I want to add two columns to a pandas Dataframe
using a function that gives back a tuple
as such:
data=pd.DataFrame({'a':[1,2,3,4,5,6],'b':['ssdfsdf','bbbbbb','cccccccccccc','ddd','eeeeee','ffffff']})
def givetup(string):
result1 = string[0:3]
# please imagine here a bunch of string functions concatenated.
# including nlp methods with SpaCy
result2 = result1.upper()
# the same here, imagine a bunch of steps to calculate result2 based on result 1
return (result1,result2)
data['c'] = data['b'].apply(lambda x: givetup(x)[0])
data['d'] = data['b'].apply(lambda x: givetup(x)[1])
This is very inefficient (I am dealing with millions of rows) since I call two times the same function and make two calculations.
Since result2
depends on result 1
I better not separate givetup
into two functions
How can I assign in one go result1
and result2
into new columns c and d with only one call to the function?
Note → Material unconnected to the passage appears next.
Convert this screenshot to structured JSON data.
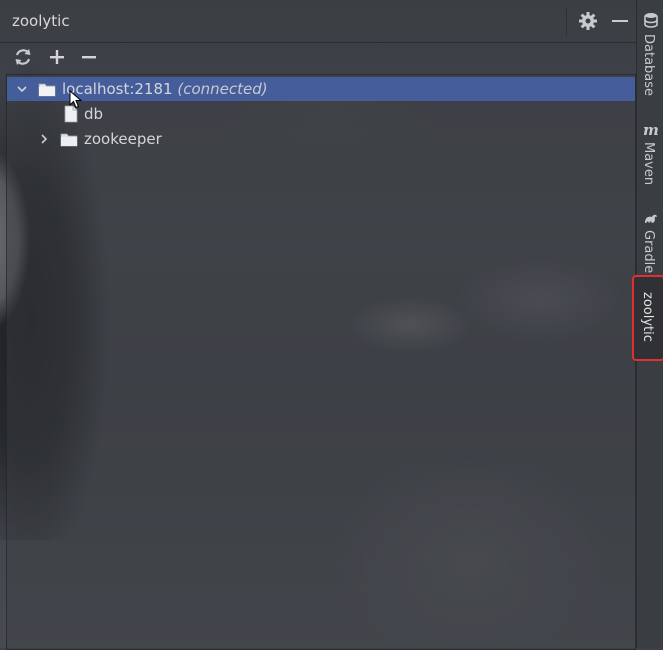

what is the most efficient way to do it?
Please bear in mind that result1
and result2
are heavily time consuming string calculations.
EDIT 1: I knew about this: Apply pandas function to column to create multiple new columns?
i.e. applying vectorized functions. In my particular case it is highly undesirable or perhaps even impossible. Imagine that result 1 and result 2 are calculated based on language models and I need the plain text.